Monday, March 24, 2008
i'm feeling quite scared. of things to come, of things that are happening. i guess i just don't like change very much.
anyway i was going through some of the ancient e-mails in my inbox.. and it suddenly just hit me that i barely know them anymore. was i foolish then, to believe that those days would carry on forever? how we'd spend hours talking and sending SMSes to each other, irregardless of time differences; how we'd dream of the day when we could fly halfway round the world to meet each other... perhaps we were all just lonely people needing something/someone to cling to before we plunged back into reality. and now that we've each gone our own way back into reality, there's no more turning back and no more returning to how we used to be. how tragic - familiar sights now seem so foreign.
but i guess i shouldn't be complaining. i am surrounded by people i love to bits and i'm really thankful for that. i don't think i show my gratitude enough, but i really really do feel that i'm blessed. (: so for now, that's enough.
ダメなのか思うけどやっぱり好きやねん
mable blogged
at |8:43 PM|
Saturday, March 22, 2008
Surely he took up our infirmities
and carried our sorrows,
yet we considered him stricken by God,
smitten by him, and afflicted
But he was pierced for our transgressions,
he was crushed for our iniquities;
the punishment that brought us peace was upon him,
and by his wounds we are healed.
-isaiah 53:4-5
remembering all You've done for me even as you chose the cross so many years ago. i guess all i can offer you Lord, is this heart of mine. May you continue to fill it with praises for You alone, and with joy that comes only from You. Thankyou Lord. <3
mable blogged
at |12:39 AM|
Tuesday, March 18, 2008
Today i read something that left me quite speechless. not that it particularly applies to me at this point of my life. cos frankly, I'm grateful to have been blessed thus far with a relatively smooth-sailing life. but I do want to remember this passage always so that in future, if i ever find myself in a position where everything seems dead and pointless, I want to be able to reflect and remember this passage, and know that God is in control, no matter how things may seem.
here it is:
Over a hundred years ago in England, the borough of West Stanley endured a great tragedy. A mine collapsed, trapping and killing many of the workers inside. The bishop of Durham, Dr Handley Moule, was asked to bring a word of comfort to the mourners. Standing at the mouth of the mine, he said, "It is very difficult for us to understand why God should let such an awful disaster happen, but we know Him and we trust Him, and all will be right. I have at home," he continued, "an old bookmark given to me by my mother. It is worked in silk, and, when I examine the wrong side of it, I see nothing but a tangle of threads, crossed and re-crossed. It looks like a big mistake. One would think that someone had done it who did not know what she was doing. But, when I turn it over and look at the right side, I see there, beautifully embroidered, the letters GOD IS LOVE.

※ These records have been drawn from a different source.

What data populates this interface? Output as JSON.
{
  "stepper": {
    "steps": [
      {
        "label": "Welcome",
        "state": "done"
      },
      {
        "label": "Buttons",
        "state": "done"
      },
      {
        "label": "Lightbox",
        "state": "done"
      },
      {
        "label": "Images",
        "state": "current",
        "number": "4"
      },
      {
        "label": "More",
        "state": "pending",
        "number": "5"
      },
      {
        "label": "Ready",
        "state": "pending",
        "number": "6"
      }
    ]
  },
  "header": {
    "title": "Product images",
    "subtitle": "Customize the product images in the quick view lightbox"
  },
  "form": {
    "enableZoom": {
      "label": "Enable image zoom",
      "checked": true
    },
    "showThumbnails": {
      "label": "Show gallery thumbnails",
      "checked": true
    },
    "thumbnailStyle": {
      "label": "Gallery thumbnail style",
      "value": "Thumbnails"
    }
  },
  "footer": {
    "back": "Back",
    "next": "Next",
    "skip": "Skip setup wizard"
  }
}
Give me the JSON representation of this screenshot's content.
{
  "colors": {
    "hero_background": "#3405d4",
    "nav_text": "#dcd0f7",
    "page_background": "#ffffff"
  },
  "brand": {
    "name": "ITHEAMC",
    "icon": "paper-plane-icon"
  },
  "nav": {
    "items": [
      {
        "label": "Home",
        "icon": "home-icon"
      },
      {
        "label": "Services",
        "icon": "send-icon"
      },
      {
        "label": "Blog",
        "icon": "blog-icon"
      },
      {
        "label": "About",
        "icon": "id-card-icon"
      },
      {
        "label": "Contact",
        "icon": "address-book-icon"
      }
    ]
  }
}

"We are looking at this today," he counseled, "from the wrong side. Someday we shall see it from another standpoint, and shall understand."
mable blogged
at |7:10 PM|
Wednesday, March 12, 2008
"The Lord's love never ends; His mercies never stop. They are new every morning." - Lamentations 3:22-23
amidst the disappointment, i'm glad to say God has showered me with more blessings than i can count. Thank God for family; thank God for friends. Thank God for all the little things that make me smile everyday. (:
i know God has a plan for me. i just haven't figured it out yet. so God, please give me some direction. And help me trust that no matter where You lead me, it'll be a place that suits me perfectly in accordance to Your will.
that's all for now i guess.
mable blogged
at |9:30 AM|
Thursday, March 06, 2008
i'm gonna miss xinlei ): today is her last day at work.
the weather is lovely though. it almost feels like i'm in some temperate country. i really really love walking after the rain.
listening to kona yuki never felt more apt. cos of everything that's happened / happening today. and sangatsu kokonoka too come to think of it.
get well soon gek if you read this :p
Labels: work
mable blogged
at |2:19 PM|
Tuesday, March 04, 2008
i honestly had an entry all planned out in my head but somehow when i started typing, it just vaporised and then i couldn't decide on how to start the entry. T_T
oh well. it's already march. and i think i need to start planning out everything. i don't know.. it's like i have all these ideas but then again everything is so sketchy. and sometimes when i think of all these things, i can't help but ask myself: hontouni dekiru no ka?
gargh. i should get back to work. lunch today was quite gross. i feel like throwing up what i just ate.